Первым опомнился Нефедов. Руки его сжали автомат, палец побежал к курку. Свежнев загадочно щурился. Я потащил Свежнева и Нефедова вниз, за вершину.
- Ты что, спятил? Какой толк? Давай их в плен заберем. Тебе да Кольке наверняка отпуск дадут, другого им ничего не останется. Тебе, Колька, отпуск нужен. Нефед, ты понял?
Свежнев ответил:
- Как хочешь, как хочешь.
Его мутило. Вырвало. Только тут я заметил, что Нефедов зеленый с виду. Он кивнул мне:
- Ты тоже.
Страшная изжога сверлила мои внутренности. Я постарался оглянуться, оглядеться. Ничего не вышло. Выдавил, утерев рукавом шинели какую-то гадость, выступившую на губах:
- Чёрт, руки-ноги валяются. Не кукольный театр. Ладно, пойдем.
Свежнев, подтягиваясь на руках, полез за нами на вершину.
Четверо военных шли к Сизифовым камням. Двое китайцев не пошевелились. Нефедов без-думно поднял автомат на четверых. Я мгновенно согласился с ним: дольше терпеть невозможно! Свежнев успел остановить Нефедова. Я тоже опустил автомат и сразу же сник под страшной усталостью, охватившей меня и весь мир. Свежнев сказал:
- Это наши идут.
Я безразлично присмотрелся. Это был Чичко с тремя офицерами. Они вступили в область грязи и трупов. Между воротниками шинелей и кокардами выделялись силой отхлынувшей крови лица. Шли не сгибая ног, иногда отшвыривали каблуками осколки китайских тел. Шли не глядя друг на друга. Подошли к Сизифовым камням, вытащили пистолеты и выстрелили каждый по несколько раз в недобитых китайцев: первый перестал качать головой, второй что-то закричал, задергал сильнее ногами, несколько мгновений трудно умирал...

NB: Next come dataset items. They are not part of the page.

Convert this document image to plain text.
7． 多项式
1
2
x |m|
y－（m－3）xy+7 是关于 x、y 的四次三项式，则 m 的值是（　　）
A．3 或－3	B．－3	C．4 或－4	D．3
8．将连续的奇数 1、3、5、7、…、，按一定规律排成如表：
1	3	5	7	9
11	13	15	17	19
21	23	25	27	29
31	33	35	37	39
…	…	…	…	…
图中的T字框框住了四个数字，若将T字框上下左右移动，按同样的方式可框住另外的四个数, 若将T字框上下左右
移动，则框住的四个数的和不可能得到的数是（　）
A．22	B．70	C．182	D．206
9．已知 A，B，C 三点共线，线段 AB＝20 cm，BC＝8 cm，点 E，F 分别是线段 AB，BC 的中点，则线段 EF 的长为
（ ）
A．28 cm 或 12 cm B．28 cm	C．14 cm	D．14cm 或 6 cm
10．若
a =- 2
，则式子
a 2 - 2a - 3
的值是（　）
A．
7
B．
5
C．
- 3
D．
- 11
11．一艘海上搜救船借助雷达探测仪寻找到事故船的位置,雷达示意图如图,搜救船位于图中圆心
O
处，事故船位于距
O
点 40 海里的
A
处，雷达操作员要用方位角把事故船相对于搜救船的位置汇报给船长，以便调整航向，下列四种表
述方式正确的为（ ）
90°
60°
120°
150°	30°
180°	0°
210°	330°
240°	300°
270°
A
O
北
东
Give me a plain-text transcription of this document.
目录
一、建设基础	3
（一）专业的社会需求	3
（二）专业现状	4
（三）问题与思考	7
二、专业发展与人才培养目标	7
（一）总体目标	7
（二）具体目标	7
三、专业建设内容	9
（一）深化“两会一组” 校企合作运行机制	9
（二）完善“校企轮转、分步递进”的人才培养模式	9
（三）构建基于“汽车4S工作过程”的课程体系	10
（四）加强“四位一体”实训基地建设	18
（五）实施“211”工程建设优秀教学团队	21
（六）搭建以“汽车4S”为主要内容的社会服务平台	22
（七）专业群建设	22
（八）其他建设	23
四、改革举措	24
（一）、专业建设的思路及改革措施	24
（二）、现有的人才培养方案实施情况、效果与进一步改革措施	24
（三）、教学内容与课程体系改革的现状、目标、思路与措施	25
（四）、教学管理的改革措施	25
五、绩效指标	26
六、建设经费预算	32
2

Я тупо подумал, что пропал отпуск у Кольки, эх, пропал. Прошептал еле слышно:
- Вот это да.
Чичко с ребятами собирались уйти, как Свежнев закричал, подчиняясь судьбе:
- Товарищ лейтенант! Всё в порядке?
Они остановились, как в строю, четко повернулись. Молча, будто непонимающе, взглянули на нас. Высоты у сопки было метра три. У Чичко зашевелились губы. Тот, кому зашептал Чичко, шепнул в свою очередь что-то своему товарищу. Этот вытащил из кармана гранату, покатил ее к Сизифовым камням. Затем офицеры легли, а мы спрятались за вершину. Когда звуки разрыва ушли в поисках отзвука, мы подняли головы, выглянули. От двух добитых китайцев оставались грязные лохмотья мяса и обмундирования. Этих китайцев, должно быть, никогда и не было, и никакая мать их не рожала. И остальных не было. Всё - без хлопот. Они не ушли ни в прошлое, ни в будущее, и в настоящем их не было. Их вообще не было. Так я, кажется, говорил Нефедову, пока офицеры шли к нам, а Нефедов мне кивал.